Volatility roared back into American equity markets, as the S&P 500 index sank 4.1% to wipe out its January gain and turn lower on the year. The index capped its worst day since the U.S. lost its pristine credit rating, topping the rout that followed China's shock devaluation of the yuan, the Brexit sell-off and jitters heading into the presidential election. Trading volume was almost double the 30-day average. All but two stocks in the broad gauge declined.
"This is classic risk-off that may not end any time soon," says Win Thin, head of emerging market currency strategy at Brown Brothers Harriman.
Selling accelerated shortly after 3 p.m. in New York, with the Dow sinking more than 800 points in a matter of 15 minutes only to snap back. The blue-chip index ended lower by 1,175 points, or 4.6% — its steepest drop since August 2011, and is also lower for the year. The Cboe Volatility index more than doubled to its highest level in 2.5 years.
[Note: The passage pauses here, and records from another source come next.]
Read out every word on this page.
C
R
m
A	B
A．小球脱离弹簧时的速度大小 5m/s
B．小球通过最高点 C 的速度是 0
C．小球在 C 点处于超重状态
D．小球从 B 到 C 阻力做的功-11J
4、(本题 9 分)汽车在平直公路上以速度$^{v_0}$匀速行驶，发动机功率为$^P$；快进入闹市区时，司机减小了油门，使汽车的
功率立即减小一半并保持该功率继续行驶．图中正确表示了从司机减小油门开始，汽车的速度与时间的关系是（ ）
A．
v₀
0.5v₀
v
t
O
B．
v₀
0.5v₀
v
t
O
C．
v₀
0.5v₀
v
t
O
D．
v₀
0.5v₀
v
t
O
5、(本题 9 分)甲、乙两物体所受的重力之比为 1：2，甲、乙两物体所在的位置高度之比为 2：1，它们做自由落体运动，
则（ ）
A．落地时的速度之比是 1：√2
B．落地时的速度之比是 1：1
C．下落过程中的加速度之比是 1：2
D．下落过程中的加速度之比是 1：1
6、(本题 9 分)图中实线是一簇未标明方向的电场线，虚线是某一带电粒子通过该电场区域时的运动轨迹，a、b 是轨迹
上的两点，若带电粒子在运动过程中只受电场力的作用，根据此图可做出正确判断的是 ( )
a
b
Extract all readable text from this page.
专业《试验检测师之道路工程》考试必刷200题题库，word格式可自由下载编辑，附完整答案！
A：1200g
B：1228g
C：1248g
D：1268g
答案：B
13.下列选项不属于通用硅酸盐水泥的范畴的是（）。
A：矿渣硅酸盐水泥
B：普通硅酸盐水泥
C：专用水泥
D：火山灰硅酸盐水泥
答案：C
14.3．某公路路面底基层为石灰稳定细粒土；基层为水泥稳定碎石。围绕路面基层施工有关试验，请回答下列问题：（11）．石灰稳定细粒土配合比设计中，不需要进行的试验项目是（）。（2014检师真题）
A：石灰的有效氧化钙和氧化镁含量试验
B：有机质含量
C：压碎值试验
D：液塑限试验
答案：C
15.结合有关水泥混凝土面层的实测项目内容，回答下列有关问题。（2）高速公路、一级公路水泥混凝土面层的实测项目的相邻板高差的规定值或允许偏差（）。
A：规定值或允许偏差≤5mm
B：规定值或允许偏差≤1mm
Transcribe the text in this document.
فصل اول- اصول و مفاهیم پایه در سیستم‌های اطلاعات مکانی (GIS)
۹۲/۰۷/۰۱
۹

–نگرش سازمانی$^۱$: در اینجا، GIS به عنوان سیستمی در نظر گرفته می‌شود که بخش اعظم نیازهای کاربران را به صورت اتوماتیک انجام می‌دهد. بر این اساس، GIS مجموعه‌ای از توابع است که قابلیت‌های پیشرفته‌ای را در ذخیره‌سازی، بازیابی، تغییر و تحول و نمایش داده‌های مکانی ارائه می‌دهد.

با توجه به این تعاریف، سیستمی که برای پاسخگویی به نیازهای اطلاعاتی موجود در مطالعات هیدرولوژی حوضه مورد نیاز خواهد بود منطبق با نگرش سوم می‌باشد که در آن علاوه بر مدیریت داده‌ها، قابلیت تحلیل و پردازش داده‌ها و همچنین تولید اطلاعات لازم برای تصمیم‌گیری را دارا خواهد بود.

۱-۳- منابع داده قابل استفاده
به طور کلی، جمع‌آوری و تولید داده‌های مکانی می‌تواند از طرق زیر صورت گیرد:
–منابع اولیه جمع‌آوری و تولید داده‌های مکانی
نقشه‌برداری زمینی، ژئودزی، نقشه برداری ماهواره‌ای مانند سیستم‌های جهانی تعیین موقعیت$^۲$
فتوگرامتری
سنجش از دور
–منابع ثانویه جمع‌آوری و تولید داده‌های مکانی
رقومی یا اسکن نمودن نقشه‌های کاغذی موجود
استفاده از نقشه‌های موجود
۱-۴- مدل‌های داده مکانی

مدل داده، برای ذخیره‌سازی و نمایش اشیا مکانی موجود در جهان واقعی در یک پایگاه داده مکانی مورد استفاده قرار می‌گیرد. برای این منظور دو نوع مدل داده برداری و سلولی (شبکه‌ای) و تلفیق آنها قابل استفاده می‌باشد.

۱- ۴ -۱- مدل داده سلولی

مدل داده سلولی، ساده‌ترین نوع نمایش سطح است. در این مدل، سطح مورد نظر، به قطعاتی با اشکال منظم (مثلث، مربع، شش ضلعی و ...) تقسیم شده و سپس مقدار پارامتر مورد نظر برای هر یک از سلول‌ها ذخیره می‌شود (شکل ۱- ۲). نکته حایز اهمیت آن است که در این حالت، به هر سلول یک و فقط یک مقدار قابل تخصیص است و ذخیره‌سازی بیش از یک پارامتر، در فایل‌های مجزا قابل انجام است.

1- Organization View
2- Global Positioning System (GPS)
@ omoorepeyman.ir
Treasuries popped, sending the 10-year yield down more than 10 basis points, and gold future pushed higher. The dollar stabilized while the yen advanced.
While Friday's market rout came amid U.S. wage data on Friday that pointed to quickening inflation, which would lead to higher rates and, in turn, rising borrowing costs for companies, the selling Monday came amid few major data points.
"I think sentiment was a little too optimistic," said Brad McMillan, chief investment officer for Commonwealth Financial Network. "What was driving the market up in January? It wasn't the fundamentals, as good as they were, it was excessive confidence."
Elsewhere, oil extended declines after U.S. explorers raised the number of rigs drilling for crude to the most since August. Copper climbed the most in a week. Bitcoin slid below $7,000.